Apesar de aparecer pelas piores razões como um berço de terroristas o Paquistão foi o primeiro país onde se viu uma manifestação de muçulmanos de indignação com os atentados terroristas de Bruxelas. Agora 56 pessoas da minoria cristã foram assassinadas pelos terroristas. Parece que os talibans já reclamaram o atentado. O ódio rácico e extremista a quem pensa diferente é expressão da fragilidade dos islamitas. O terrorismo é sempre um sinal de fraqueza, nunca de força. O combate ao terrorismo é o designio do nosso tempo, pois a ameaça terrorista veio para ficar. Temos de conviver com ela e combatê-la. A ideia ilusória dos neoconservadores que se poderia manter a ameaça terrorista longe se eles fossem eliminados na origem provou-se irrealista e falsária.
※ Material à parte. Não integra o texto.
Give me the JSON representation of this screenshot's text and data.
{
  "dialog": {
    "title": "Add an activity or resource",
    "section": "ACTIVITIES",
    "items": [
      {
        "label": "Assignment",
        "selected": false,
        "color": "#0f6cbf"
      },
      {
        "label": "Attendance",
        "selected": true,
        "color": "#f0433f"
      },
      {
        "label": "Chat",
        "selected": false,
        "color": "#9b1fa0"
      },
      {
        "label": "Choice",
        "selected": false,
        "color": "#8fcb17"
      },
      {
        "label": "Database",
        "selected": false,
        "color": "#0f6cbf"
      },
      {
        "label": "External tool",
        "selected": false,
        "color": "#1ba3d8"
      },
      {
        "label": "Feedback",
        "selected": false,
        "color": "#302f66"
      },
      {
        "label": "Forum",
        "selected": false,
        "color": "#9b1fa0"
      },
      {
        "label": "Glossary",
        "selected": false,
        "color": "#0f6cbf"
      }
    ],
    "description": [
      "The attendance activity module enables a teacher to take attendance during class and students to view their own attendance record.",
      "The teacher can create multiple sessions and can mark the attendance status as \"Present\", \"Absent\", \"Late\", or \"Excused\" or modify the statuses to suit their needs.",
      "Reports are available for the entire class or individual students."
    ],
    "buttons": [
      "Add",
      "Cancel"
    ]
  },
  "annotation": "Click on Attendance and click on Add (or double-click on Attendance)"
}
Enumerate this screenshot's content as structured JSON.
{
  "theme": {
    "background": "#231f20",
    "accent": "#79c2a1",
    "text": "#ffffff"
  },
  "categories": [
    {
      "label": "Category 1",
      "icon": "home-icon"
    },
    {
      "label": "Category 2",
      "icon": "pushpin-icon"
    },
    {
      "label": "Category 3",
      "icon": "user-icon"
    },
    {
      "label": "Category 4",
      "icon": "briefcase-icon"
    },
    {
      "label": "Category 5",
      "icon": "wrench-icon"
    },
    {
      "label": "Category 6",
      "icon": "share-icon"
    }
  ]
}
Eles procurarão, sempre, os buracos do sistema de segurança nas nossas cidades para perpetrarem as suas acções. Resta aos partidários da liberdade e `as democracias o combate firme e indeclinável ao terrorismo. Não desistir, recolher informação, classificá-la e partilhá-la no mundo da inteligente; depois monitorar os objectivos e abatê-los. Não tenhamos medo da palavra: são assassinos teleguiados; têm de ser eliminados. Não há compreensão, nem comiseração, nem reinserção.